Genevieve Cunningham

With a houseful of guests and a day of overindulgence just past, it’s tough to know what to put on a day-after-the-holiday menu. 

Michelle Smith, owner of Lavender Mermaid Farm B&B in Pittsburg keeps it easy and delicious with a light brunch that’s a mild variation on what she serves guests each morning. Making a frittata using leftovers like turkey, veggies and potatoes, she adds her signature fruit salad plus homemade granola and yogurt — enhancing the latter dishes with seasonal touches of cranberry and cranberry sauce for color and flavor. 

Turkey and Veggie Frittata

Random ingredients packed in the fridge following a giant Thanksgiving or Christmas dinner are perfect for a day-after frittata. This recipe is a general guide. Change up the cheeses and veggies, add meats, and have fun.

Tip: Using an ovenproof, nonstick skillet makes it easy keep it warm and slide it out of the pan for slicing and serving when guests are ready to eat.


Kosher salt and freshly ground
black pepper

12 extra large eggs

1 cup half-and-half

1/4 cup freshly grated
Parmesan cheese

2 tablespoons unsalted butter

1 onion, diced in 1 1/2-inch slices

1/3 cup chopped scallions, white and green parts (3 scallions)

1/2 cup chopped turkey

1/2 cup diced green vegetable (green beans, Brussels sprouts, asparagus)

1/2 cup diced roasted potatoes

1/2 cup grated Gruyere cheese



Preheat the oven to 350 degrees.

In a large bowl, whisk together the eggs, half-and-half, Parmesan, 1 teaspoon salt, and 1/2 teaspoon pepper.

Melt butter over medium-high heat in a large skillet. Add the onions and cook, stirring frequently, until soft and golden brown. Add the scallions and sauté for about 1 minute. Add the remaining ingredients, sprinkle with salt and pepper and cook, stirring until everything is hot.
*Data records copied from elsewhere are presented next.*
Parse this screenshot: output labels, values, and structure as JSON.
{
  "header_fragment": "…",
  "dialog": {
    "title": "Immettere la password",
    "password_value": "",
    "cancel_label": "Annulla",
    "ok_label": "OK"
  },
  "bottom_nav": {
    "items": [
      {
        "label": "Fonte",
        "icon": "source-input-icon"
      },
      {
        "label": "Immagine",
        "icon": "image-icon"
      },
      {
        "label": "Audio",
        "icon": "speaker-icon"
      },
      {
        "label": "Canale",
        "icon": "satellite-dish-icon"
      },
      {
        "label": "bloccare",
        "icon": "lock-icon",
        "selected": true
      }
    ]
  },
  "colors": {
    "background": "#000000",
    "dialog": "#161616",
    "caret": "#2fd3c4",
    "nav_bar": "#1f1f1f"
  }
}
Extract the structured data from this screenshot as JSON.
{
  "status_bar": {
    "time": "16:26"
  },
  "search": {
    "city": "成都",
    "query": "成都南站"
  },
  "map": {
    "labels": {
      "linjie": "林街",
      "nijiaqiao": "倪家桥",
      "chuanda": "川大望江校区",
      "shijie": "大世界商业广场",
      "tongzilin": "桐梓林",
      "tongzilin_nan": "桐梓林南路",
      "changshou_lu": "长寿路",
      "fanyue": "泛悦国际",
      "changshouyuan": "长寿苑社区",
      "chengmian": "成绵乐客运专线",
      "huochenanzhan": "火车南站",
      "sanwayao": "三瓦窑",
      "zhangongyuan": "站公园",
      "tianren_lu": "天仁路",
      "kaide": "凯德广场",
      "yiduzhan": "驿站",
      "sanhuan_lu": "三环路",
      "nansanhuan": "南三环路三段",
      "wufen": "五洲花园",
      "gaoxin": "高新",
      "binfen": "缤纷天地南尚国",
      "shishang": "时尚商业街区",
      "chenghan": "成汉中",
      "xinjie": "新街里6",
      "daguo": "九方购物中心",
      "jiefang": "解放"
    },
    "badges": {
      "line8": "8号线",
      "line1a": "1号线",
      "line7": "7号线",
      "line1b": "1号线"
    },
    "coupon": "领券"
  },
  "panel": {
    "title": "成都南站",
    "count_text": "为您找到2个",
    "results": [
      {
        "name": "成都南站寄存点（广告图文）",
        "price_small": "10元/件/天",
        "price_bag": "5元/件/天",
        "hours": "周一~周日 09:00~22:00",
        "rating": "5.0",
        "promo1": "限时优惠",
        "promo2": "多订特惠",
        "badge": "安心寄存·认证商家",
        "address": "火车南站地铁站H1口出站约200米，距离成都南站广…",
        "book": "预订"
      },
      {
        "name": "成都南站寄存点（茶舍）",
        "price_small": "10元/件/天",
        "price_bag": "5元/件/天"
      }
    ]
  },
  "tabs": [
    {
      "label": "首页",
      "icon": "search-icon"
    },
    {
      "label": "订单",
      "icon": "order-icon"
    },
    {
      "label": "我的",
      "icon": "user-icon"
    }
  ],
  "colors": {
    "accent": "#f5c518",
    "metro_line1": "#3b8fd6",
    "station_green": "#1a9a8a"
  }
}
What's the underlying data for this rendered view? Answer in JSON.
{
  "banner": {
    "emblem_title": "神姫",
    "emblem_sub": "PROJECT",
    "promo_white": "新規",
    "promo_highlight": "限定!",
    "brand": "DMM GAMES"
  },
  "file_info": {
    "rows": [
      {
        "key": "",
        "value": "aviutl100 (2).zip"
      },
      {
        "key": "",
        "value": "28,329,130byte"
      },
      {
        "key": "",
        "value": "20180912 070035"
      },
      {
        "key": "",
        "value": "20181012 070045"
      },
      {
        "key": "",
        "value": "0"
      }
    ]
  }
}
Make sure all the ingredients are evenly distributed across the bottom of the skillet, then pour in the egg mixture. Transfer the pan to the oven and bake the frittata for 20 to 30 minutes, until puffed and set in the middle. Sprinkle with the Gruyere and bake for another 3 minutes, until the cheese is melted. Cut into 6 or 8 wedges and serve hot.

Homemade Granola


4 cups old-fashioned rolled oats

2 cups sweetened shredded coconut

2 cups sliced almonds

3/4 cup vegetable oil

1/2 cup honey

1 cup dried cherries

1 cup dried cranberries

1 cup roasted, unsalted cashews


Preheat the oven to 350 degrees.

Toss the oats, coconut, and almonds together in a large bowl. Whisk the oil and honey in a small bowl. Pour the liquids over the oat mixture and stir with a wooden spoon until all the oats and nuts are coated. Pour onto a 13-by-18-by-1-inch sheet pan. Bake, stirring occasionally with a spatula, until the mixture turns a nice, even, golden brown, about 45 minutes.

Remove the granola from the oven and allow to cool, stirring occasionally. Add the cherries, cranberries, and cashews. Store the cooled granola in an airtight container.